Na proposta do Coletivo, o terreno das docas seria vendido para financiar a restauração e conservação dos armazéns do Cais, com o valor sendo depositado num fundo a ser criado. No entanto, o secretário estadual de Parcerias acrescentou não ser viável o valor ser transferido para um fundo novo, pois a legislação patrimonial obriga que o dinheiro da venda das docas seja depositado no Fundo de Gestão Patrimonial, sem garantia de uso na revitalização dos armazéns.

Para contornar o problema, o governo explicou na audiência de que forma o modelo de PPP resolve essa questão ao usar as docas como pagamento das obras e serviços a serem feitos nos armazéns e na região do Gasômetro. Além de obter retorno financeiro com as atividades econômicas nos armazéns, a empresa privada que assumir o espaço também terá ganho econômico com os nove prédios previstos para serem construídos nas docas, sendo seis residenciais, dois comerciais e um hotel.

Nesse aspecto, assim como na primeira audiência, o segundo encontro novamente evidenciou um problema ainda não esclarecido pelo governo estadual. Inicialmente, o governo também previu arrecadar em torno de R$ 90 milhões com a alienação das docas, porém não apresentou o laudo de avaliação imobiliária com o valor do terreno das docas.
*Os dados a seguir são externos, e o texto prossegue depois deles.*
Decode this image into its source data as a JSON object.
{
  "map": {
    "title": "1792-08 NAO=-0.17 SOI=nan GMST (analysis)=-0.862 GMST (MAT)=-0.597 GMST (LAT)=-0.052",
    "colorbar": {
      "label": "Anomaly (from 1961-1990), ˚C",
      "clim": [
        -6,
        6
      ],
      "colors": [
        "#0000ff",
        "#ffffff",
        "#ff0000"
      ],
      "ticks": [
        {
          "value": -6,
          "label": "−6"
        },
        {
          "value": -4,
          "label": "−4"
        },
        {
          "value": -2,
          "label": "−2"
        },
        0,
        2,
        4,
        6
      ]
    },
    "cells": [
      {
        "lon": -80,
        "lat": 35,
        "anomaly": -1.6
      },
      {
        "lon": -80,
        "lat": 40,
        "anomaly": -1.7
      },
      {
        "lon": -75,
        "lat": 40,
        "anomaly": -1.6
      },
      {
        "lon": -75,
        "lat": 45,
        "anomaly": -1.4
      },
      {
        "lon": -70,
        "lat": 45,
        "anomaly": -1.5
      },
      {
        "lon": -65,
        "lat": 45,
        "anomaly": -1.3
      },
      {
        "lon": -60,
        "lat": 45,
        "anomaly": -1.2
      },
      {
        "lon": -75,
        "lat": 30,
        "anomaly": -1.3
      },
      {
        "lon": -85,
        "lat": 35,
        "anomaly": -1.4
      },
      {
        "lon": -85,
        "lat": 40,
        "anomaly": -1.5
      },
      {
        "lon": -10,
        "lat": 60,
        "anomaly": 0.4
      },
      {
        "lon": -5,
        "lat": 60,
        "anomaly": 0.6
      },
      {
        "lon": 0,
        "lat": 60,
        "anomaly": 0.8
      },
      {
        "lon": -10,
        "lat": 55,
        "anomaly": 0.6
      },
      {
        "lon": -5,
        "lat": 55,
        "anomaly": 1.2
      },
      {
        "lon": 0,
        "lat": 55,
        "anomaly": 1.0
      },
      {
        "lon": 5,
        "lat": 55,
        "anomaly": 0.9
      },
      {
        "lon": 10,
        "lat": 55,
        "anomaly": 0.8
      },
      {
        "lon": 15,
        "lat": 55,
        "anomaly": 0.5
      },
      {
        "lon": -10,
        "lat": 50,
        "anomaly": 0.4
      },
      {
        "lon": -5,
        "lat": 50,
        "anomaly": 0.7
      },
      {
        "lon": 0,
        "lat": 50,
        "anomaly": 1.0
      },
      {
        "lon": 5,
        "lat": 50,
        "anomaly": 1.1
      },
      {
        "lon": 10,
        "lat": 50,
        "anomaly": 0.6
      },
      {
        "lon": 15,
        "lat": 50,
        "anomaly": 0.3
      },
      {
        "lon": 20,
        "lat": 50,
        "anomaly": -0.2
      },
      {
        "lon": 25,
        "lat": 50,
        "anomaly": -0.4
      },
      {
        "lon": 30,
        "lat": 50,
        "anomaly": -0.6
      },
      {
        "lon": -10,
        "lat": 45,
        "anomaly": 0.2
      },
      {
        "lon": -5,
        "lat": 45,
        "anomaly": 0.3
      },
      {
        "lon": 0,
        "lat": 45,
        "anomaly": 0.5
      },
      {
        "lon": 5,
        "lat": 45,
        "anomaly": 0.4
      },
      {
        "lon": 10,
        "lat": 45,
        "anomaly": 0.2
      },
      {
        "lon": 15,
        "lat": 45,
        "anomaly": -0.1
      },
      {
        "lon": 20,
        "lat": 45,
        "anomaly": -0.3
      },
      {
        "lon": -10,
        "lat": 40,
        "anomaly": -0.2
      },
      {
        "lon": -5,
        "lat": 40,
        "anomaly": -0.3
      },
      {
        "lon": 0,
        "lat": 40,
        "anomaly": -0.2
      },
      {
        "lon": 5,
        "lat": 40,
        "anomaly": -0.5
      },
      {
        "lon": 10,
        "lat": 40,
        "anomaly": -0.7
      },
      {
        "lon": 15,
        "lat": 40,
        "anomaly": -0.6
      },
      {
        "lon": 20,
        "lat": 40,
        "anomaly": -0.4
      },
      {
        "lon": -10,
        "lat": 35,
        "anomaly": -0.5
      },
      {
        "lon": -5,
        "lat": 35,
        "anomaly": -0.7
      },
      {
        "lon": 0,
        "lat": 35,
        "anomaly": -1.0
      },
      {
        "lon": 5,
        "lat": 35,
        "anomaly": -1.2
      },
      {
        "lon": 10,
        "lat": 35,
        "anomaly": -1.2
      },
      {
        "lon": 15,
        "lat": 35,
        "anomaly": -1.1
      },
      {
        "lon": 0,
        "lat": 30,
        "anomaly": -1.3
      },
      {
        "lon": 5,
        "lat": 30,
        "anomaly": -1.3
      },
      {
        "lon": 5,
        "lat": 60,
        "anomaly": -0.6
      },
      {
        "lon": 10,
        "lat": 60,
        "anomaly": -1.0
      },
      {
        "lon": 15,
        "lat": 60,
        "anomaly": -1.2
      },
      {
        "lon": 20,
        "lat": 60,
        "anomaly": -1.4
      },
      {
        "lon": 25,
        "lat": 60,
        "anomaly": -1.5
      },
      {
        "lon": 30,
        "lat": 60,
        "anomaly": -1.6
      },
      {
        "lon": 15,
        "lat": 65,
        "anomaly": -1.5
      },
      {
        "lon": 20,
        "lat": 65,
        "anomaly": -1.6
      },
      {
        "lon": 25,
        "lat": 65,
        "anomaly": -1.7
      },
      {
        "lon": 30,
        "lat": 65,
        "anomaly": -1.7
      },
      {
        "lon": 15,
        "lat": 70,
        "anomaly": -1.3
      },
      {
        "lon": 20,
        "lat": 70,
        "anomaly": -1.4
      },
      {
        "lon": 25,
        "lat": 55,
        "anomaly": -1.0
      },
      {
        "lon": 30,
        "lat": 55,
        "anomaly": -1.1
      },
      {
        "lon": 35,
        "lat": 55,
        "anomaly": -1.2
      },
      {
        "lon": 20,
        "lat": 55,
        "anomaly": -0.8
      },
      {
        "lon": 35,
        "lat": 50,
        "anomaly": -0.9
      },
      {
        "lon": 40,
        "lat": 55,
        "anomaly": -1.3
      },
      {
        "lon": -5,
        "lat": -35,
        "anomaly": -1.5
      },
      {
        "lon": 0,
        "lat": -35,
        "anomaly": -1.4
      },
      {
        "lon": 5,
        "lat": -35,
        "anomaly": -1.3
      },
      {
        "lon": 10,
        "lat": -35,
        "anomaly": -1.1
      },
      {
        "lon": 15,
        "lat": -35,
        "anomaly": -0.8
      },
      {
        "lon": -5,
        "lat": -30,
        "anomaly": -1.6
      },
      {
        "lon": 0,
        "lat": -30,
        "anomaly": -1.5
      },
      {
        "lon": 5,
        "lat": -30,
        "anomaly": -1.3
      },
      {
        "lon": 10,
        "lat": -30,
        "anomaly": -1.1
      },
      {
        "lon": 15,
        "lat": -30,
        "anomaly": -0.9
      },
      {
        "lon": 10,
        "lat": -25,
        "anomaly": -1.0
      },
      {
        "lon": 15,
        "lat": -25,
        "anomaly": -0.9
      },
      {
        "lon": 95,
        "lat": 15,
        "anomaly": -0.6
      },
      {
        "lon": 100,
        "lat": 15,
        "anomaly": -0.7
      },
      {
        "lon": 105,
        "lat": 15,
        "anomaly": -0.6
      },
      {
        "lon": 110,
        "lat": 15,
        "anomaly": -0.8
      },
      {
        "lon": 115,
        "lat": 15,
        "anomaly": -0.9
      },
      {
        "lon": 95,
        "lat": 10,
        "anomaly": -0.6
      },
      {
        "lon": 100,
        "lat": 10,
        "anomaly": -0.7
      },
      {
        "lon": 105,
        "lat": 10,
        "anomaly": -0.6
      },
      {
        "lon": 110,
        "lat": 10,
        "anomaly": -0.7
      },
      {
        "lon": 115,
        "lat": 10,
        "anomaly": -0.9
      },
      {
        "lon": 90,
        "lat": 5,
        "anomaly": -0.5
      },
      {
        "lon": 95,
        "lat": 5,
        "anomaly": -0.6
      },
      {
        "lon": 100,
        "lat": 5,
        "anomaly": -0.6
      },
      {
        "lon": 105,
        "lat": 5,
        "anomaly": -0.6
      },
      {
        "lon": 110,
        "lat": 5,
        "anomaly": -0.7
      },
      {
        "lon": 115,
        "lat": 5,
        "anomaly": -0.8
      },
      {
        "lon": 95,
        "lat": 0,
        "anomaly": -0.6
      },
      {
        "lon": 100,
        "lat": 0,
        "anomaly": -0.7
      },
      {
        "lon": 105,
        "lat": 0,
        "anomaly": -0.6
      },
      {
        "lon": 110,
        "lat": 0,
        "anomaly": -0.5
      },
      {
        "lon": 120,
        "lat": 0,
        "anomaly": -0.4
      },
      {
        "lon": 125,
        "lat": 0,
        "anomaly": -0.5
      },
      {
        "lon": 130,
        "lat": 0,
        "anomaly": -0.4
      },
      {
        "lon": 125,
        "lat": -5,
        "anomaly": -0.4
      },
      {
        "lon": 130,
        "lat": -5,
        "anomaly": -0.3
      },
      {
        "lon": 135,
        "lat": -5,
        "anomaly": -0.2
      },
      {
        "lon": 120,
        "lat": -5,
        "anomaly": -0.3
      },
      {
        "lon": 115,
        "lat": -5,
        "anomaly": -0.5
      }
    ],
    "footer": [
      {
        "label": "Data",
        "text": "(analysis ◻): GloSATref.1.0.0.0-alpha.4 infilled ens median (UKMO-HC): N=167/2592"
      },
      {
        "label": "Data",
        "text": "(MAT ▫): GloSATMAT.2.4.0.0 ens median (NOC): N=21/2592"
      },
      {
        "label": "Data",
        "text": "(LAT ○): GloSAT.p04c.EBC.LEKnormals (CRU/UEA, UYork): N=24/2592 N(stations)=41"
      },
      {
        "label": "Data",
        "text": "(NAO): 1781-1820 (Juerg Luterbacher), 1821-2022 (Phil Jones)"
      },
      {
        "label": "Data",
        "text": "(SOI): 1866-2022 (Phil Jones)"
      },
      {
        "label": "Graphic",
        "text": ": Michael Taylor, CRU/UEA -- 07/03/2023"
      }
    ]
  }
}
Há rumores de que o terreno possa valer bem mais, em torno de R$ 140 milhões. A ausência do laudo, peça chave em todo o modelo de negócio formulado pelo governo, causou incômodo em diversas pessoas que se manifestaram na audiência.

Ao final do encontro, o coordenador do consórcio Revitaliza, João Lauro da Matta, procurou tranquilizar o público. Disse que em breve o laudo será tornado público e “não vai sobrar dúvida de quanto vale as docas”.

Nas contas do governo, o projeto de revitalização do Cais Mauá custará R$ 366 milhões ao longo de 30 anos de contrato. Quanto desse valor será abatido com a alienação do terreno das docas ainda não se sabe ao certo.